Relationships Key to High Quality Online Instruction
Last week we explored the importance of quality content but it is teachers that bring it to life. This week, Digital Learning Now released a video summary of Element #6, high quality instruction.
Students taking online courses often report a strong and significant connection with their teachers, receiving uninterrupted instructional time and feedback often at a deeper level than may occur in a traditional classroom. Mike Feuling, a founding teacher of Washington State’s Internet Academy, has been teaching online for 14 years confirms the personalized and responsive attention that students receive online. “The online environment allows me the opportunity to connect to my students one-on-one using the rich multi-media resources available, not only to build strength in course content, but to also develop a significant learning relationship that takes the student beyond the boundaries of the classroom walls.”
“With that unique relationship we create online, together we experience the ups and downs of discovering the student’s greater potential. It’s a win-win situation.”
Some digital content and platforms are becoming robust enough that it helps great teachers extend their impact over a larger number of students and occasionally across multiple sites. AdvancePath* students use mostly Apex courseware and do a lot of their work independently under the guidance of two expert teachers.
Schools that blend digital content with onsite learning often leverage teacher talent with teams supported by assistants. Vista volunteers staff the Learning Lab at Rocketship and lab assistants support students in the Carpe Diem Learning Center.
The combination of great teachers and great content makes it possible to offer every student in America every AP course, every advanced STEM course, and every foreign language—and do it with consistent quality for less than today’s limited offering cost.
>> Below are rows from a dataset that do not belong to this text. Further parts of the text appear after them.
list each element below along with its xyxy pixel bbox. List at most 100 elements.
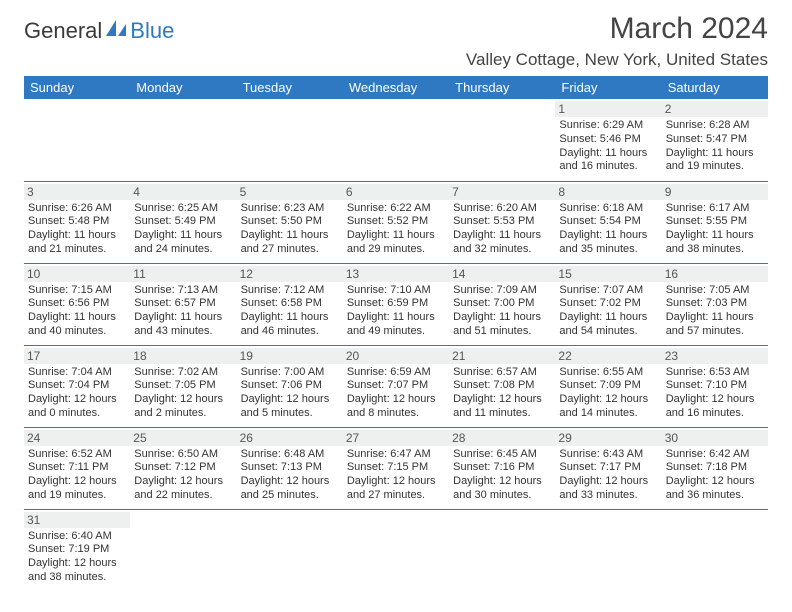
calendar-cell: 3 Sunrise: 6:26 AMSunset: 5:48 PMDaylight… bbox=[24, 181, 130, 263]
day-info: Sunrise: 7:15 AMSunset: 6:56 PMDaylight:… bbox=[28, 284, 126, 339]
calendar-cell: 23Sunrise: 6:53 AMSunset: 7:10 PMDayligh… bbox=[662, 345, 768, 427]
day-number: 15 bbox=[555, 266, 661, 282]
logo: General Blue bbox=[24, 18, 174, 44]
day-number: 4 bbox=[130, 184, 236, 200]
calendar-cell: 6 Sunrise: 6:22 AMSunset: 5:52 PMDaylight… bbox=[343, 181, 449, 263]
calendar-cell-empty bbox=[449, 509, 555, 591]
calendar-cell-empty bbox=[343, 509, 449, 591]
calendar-row: 17Sunrise: 7:04 AMSunset: 7:04 PMDayligh… bbox=[24, 345, 768, 427]
calendar-cell: 7 Sunrise: 6:20 AMSunset: 5:53 PMDaylight… bbox=[449, 181, 555, 263]
day-number: 6 bbox=[343, 184, 449, 200]
day-info: Sunrise: 7:12 AMSunset: 6:58 PMDaylight:… bbox=[241, 284, 339, 339]
day-number: 30 bbox=[662, 430, 768, 446]
calendar-row: 10 Sunrise: 7:15 AMSunset: 6:56 PMDayligh… bbox=[24, 263, 768, 345]
day-info: Sunrise: 7:05 AMSunset: 7:03 PMDaylight:… bbox=[666, 284, 764, 339]
calendar-cell: 19Sunrise: 7:00 AMSunset: 7:06 PMDayligh… bbox=[237, 345, 343, 427]
day-info: Sunrise: 6:52 AMSunset: 7:11 PMDaylight:… bbox=[28, 448, 126, 503]
day-number: 17 bbox=[24, 348, 130, 364]
calendar-cell: 11Sunrise: 7:13 AMSunset: 6:57 PMDayligh… bbox=[130, 263, 236, 345]
logo-word-2: Blue bbox=[130, 18, 174, 44]
day-info: Sunrise: 6:28 AMSunset: 5:47 PMDaylight:… bbox=[666, 119, 764, 174]
day-info: Sunrise: 7:02 AMSunset: 7:05 PMDaylight:… bbox=[134, 366, 232, 421]
calendar-row: 1Sunrise: 6:29 AMSunset: 5:46 PMDaylight… bbox=[24, 99, 768, 181]
calendar-cell: 17Sunrise: 7:04 AMSunset: 7:04 PMDayligh… bbox=[24, 345, 130, 427]
day-info: Sunrise: 6:18 AMSunset: 5:54 PMDaylight:… bbox=[559, 202, 657, 257]
weekday-header: Friday bbox=[555, 76, 661, 99]
day-info: Sunrise: 6:26 AMSunset: 5:48 PMDaylight:… bbox=[28, 202, 126, 257]
day-number: 8 bbox=[555, 184, 661, 200]
logo-word-1: General bbox=[24, 18, 102, 44]
calendar-cell: 28 Sunrise: 6:45 AMSunset: 7:16 PMDayligh… bbox=[449, 427, 555, 509]
calendar-cell-empty bbox=[24, 99, 130, 181]
day-info: Sunrise: 6:43 AMSunset: 7:17 PMDaylight:… bbox=[559, 448, 657, 503]
weekday-header: Monday bbox=[130, 76, 236, 99]
calendar-head: SundayMondayTuesdayWednesdayThursdayFrid… bbox=[24, 76, 768, 99]
day-info: Sunrise: 7:10 AMSunset: 6:59 PMDaylight:… bbox=[347, 284, 445, 339]
day-number: 1 bbox=[555, 101, 661, 117]
day-info: Sunrise: 7:07 AMSunset: 7:02 PMDaylight:… bbox=[559, 284, 657, 339]
location-text: Valley Cottage, New York, United States bbox=[466, 50, 768, 70]
day-info: Sunrise: 6:23 AMSunset: 5:50 PMDaylight:… bbox=[241, 202, 339, 257]
calendar-cell-empty bbox=[130, 509, 236, 591]
calendar-body: 1Sunrise: 6:29 AMSunset: 5:46 PMDaylight… bbox=[24, 99, 768, 591]
calendar-cell-empty bbox=[237, 509, 343, 591]
calendar-cell: 12 Sunrise: 7:12 AMSunset: 6:58 PMDayligh… bbox=[237, 263, 343, 345]
calendar-cell: 8 Sunrise: 6:18 AMSunset: 5:54 PMDaylight… bbox=[555, 181, 661, 263]
calendar-cell-empty bbox=[555, 509, 661, 591]
day-number: 11 bbox=[130, 266, 236, 282]
day-number: 26 bbox=[237, 430, 343, 446]
calendar-cell: 26 Sunrise: 6:48 AMSunset: 7:13 PMDayligh… bbox=[237, 427, 343, 509]
weekday-header: Wednesday bbox=[343, 76, 449, 99]
day-info: Sunrise: 7:09 AMSunset: 7:00 PMDaylight:… bbox=[453, 284, 551, 339]
day-info: Sunrise: 6:48 AMSunset: 7:13 PMDaylight:… bbox=[241, 448, 339, 503]
day-number: 23 bbox=[662, 348, 768, 364]
day-info: Sunrise: 6:20 AMSunset: 5:53 PMDaylight:… bbox=[453, 202, 551, 257]
calendar-cell-empty bbox=[343, 99, 449, 181]
calendar-cell: 15 Sunrise: 7:07 AMSunset: 7:02 PMDayligh… bbox=[555, 263, 661, 345]
calendar-cell: 16Sunrise: 7:05 AMSunset: 7:03 PMDayligh… bbox=[662, 263, 768, 345]
day-number: 28 bbox=[449, 430, 555, 446]
calendar-cell: 10 Sunrise: 7:15 AMSunset: 6:56 PMDayligh… bbox=[24, 263, 130, 345]
day-number: 2 bbox=[662, 101, 768, 117]
day-number: 7 bbox=[449, 184, 555, 200]
day-info: Sunrise: 6:47 AMSunset: 7:15 PMDaylight:… bbox=[347, 448, 445, 503]
calendar-cell: 9 Sunrise: 6:17 AMSunset: 5:55 PMDaylight… bbox=[662, 181, 768, 263]
calendar-cell-empty bbox=[449, 99, 555, 181]
day-info: Sunrise: 6:22 AMSunset: 5:52 PMDaylight:… bbox=[347, 202, 445, 257]
calendar-cell: 21Sunrise: 6:57 AMSunset: 7:08 PMDayligh… bbox=[449, 345, 555, 427]
day-number: 12 bbox=[237, 266, 343, 282]
calendar-cell: 4Sunrise: 6:25 AMSunset: 5:49 PMDaylight… bbox=[130, 181, 236, 263]
calendar-cell: 14 Sunrise: 7:09 AMSunset: 7:00 PMDayligh… bbox=[449, 263, 555, 345]
calendar-cell-empty bbox=[237, 99, 343, 181]
weekday-header: Tuesday bbox=[237, 76, 343, 99]
calendar-cell: 18 Sunrise: 7:02 AMSunset: 7:05 PMDayligh… bbox=[130, 345, 236, 427]
day-info: Sunrise: 6:17 AMSunset: 5:55 PMDaylight:… bbox=[666, 202, 764, 257]
day-number: 18 bbox=[130, 348, 236, 364]
day-number: 31 bbox=[24, 512, 130, 528]
day-number: 25 bbox=[130, 430, 236, 446]
calendar-row: 24 Sunrise: 6:52 AMSunset: 7:11 PMDayligh… bbox=[24, 427, 768, 509]
day-info: Sunrise: 6:45 AMSunset: 7:16 PMDaylight:… bbox=[453, 448, 551, 503]
day-number: 3 bbox=[24, 184, 130, 200]
day-number: 24 bbox=[24, 430, 130, 446]
calendar-cell: 30Sunrise: 6:42 AMSunset: 7:18 PMDayligh… bbox=[662, 427, 768, 509]
calendar-cell-empty bbox=[130, 99, 236, 181]
weekday-header: Sunday bbox=[24, 76, 130, 99]
day-info: Sunrise: 6:57 AMSunset: 7:08 PMDaylight:… bbox=[453, 366, 551, 421]
day-info: Sunrise: 6:59 AMSunset: 7:07 PMDaylight:… bbox=[347, 366, 445, 421]
calendar-cell: 2 Sunrise: 6:28 AMSunset: 5:47 PMDaylight… bbox=[662, 99, 768, 181]
day-number: 29 bbox=[555, 430, 661, 446]
day-number: 27 bbox=[343, 430, 449, 446]
day-number: 19 bbox=[237, 348, 343, 364]
day-number: 14 bbox=[449, 266, 555, 282]
weekday-header: Saturday bbox=[662, 76, 768, 99]
month-title: March 2024 bbox=[466, 12, 768, 46]
calendar-cell: 5Sunrise: 6:23 AMSunset: 5:50 PMDaylight… bbox=[237, 181, 343, 263]
calendar-row: 3 Sunrise: 6:26 AMSunset: 5:48 PMDaylight… bbox=[24, 181, 768, 263]
day-info: Sunrise: 6:50 AMSunset: 7:12 PMDaylight:… bbox=[134, 448, 232, 503]
calendar-cell: 31Sunrise: 6:40 AMSunset: 7:19 PMDayligh… bbox=[24, 509, 130, 591]
calendar-cell: 27 Sunrise: 6:47 AMSunset: 7:15 PMDayligh… bbox=[343, 427, 449, 509]
day-number: 9 bbox=[662, 184, 768, 200]
day-number: 10 bbox=[24, 266, 130, 282]
calendar-cell: 22Sunrise: 6:55 AMSunset: 7:09 PMDayligh… bbox=[555, 345, 661, 427]
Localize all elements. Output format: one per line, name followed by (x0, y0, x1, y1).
The combination of great teachers and a great platform makes it possible for students anywhere to benefit from effective speech therapy offered by Presence Learning and Connections Learning—a great example of a distributed workforce strategy that will become more common in hard to staff subjects/services.
For little or no investment, states can expand access to great teachers by
- allowing alternative routes to certification
- providing reciprocity for teachers from other states (33 states do)
- allowing multi-location instruction (29 states do)
- requiring training before teaching an online or blended course (7 states do)
There is no reason a retired engineer with the training and support of an approved provider should not be able to teach AP Physics. And, there is no reason that a great physics teacher should be limited to teaching students only in her district or state.
Digital learning is making it more likely that every student will be connected to great teachers and powerful learning experiences.